Nobody wants to answer this question, so I'll ask it again, rephrased:
Wouldn't you rather work in a department where the midlevels (PA or NP) see their own patients, are independent, perhaps even work in a separate low acuity pod, and are employed by the hospital (not you or your group), are covered by their own medmal policy without your name on it, and without any need for a "supervising doctor" to hang their hat on medico-legally?
In that scenario you wouldn't be liable, you wouldn't have to slow down to staff patients with them, you wouldn't have to co-sign any charts, hire them/fire them or have to worry about your group affording their salary/benefits/production, etc. They'd be their own little birdie, wings a flapin' on their own. How would that be worse for you? To me, the whole extender scenario collapses under it's own weight when all of a sudden the physician is 100% responsible, yet has little if any control, and little to gain from the partnership. To those that think their group is taking in big bucks on midlevels, skimming off their production, have you looked at the numbers? Are you so sure, that after salary, med mal, benefits, funding accounts receivables and all the other expenses that you're even breaking even, once balancing out the high vs. low producers and the drag on your production to supervise?

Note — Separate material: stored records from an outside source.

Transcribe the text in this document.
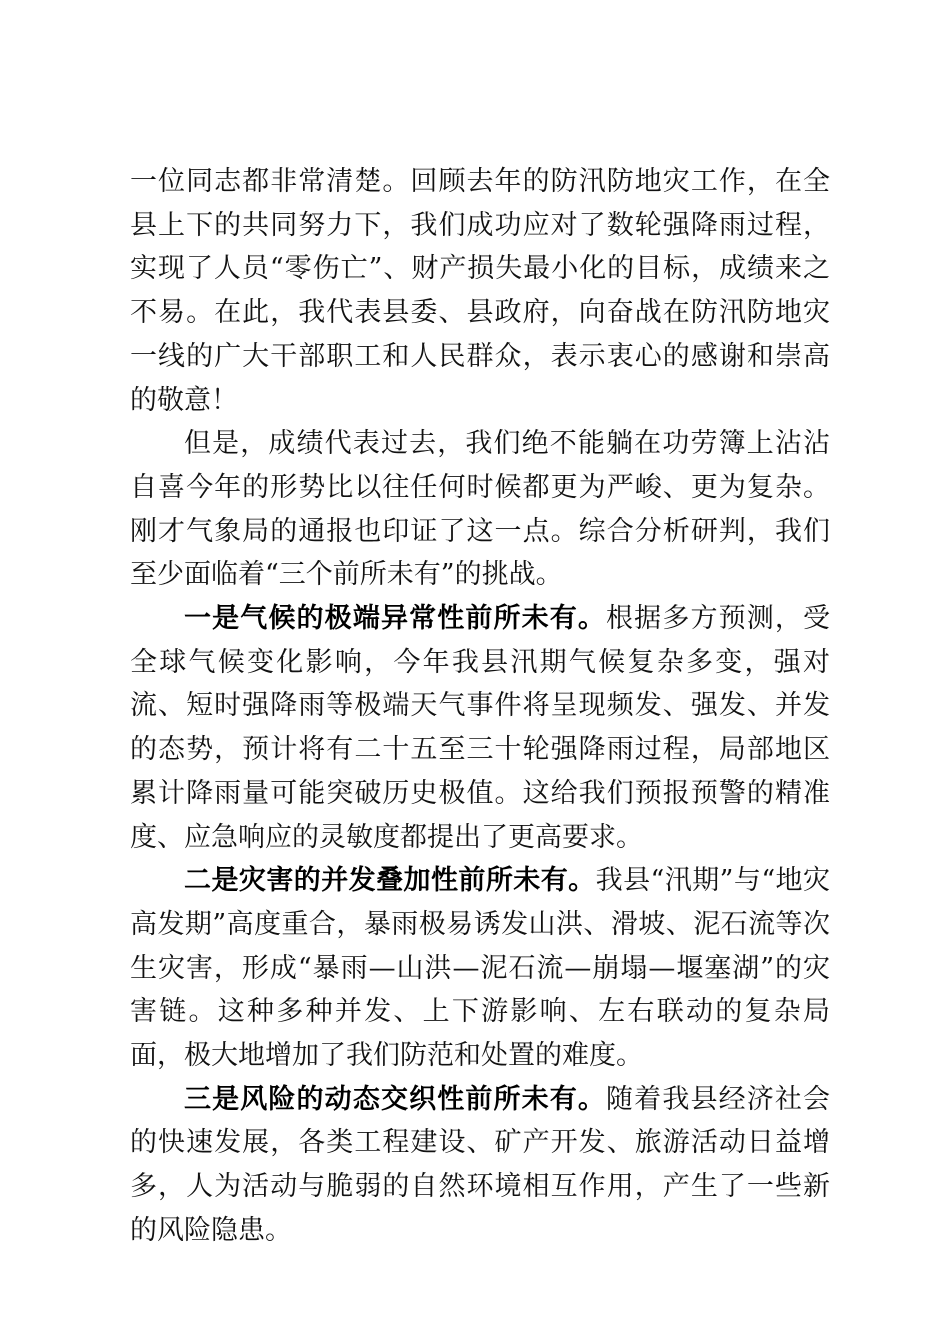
一位同志都非常清楚。回顾去年的防汛防地灾工作，在全县上下的共同努力下，我们成功应对了数轮强降雨过程，实现了人员“零伤亡”、财产损失最小化的目标，成绩来之不易。在此，我代表县委、县政府，向奋战在防汛防地灾一线的广大干部职工和人民群众，表示衷心的感谢和崇高的敬意！

但是，成绩代表过去，我们绝不能躺在功劳簿上沾沾自喜今年的形势比以往任何时候都更为严峻、更为复杂。刚才气象局的通报也印证了这一点。综合分析研判，我们至少面临着“三个前所未有”的挑战。

一是气候的极端异常性前所未有。根据多方预测，受全球气候变化影响，今年我县汛期气候复杂多变，强对流、短时强降雨等极端天气事件将呈现频发、强发、并发的态势，预计将有二十五至三十轮强降雨过程，局部地区累计降雨量可能突破历史极值。这给我们预报预警的精准度、应急响应的灵敏度都提出了更高要求。

二是灾害的并发叠加性前所未有。我县“汛期”与“地灾高发期”高度重合，暴雨极易诱发山洪、滑坡、泥石流等次生灾害，形成“暴雨—山洪—泥石流—崩塌—堰塞湖”的灾害链。这种多种并发、上下游影响、左右联动的复杂局面，极大地增加了我们防范和处置的难度。

三是风险的动态交织性前所未有。随着我县经济社会的快速发展，各类工程建设、矿产开发、旅游活动日益增多，人为活动与脆弱的自然环境相互作用，产生了一些新的风险隐患。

Greg Henry wrote somewhere (I think, correct me if wrong) that there may be a day where departments are comprised of ratios of one EP to 6-8 midlevels, with huge supervision burdens to meet the needs of the system (I'll look for reference later).
That's where some very smart people think things are going, and if they get their way, do you want to be legally responsible for 6-8 midlevels and hundreds of patients per shift, or cut the cord and let them fly solo?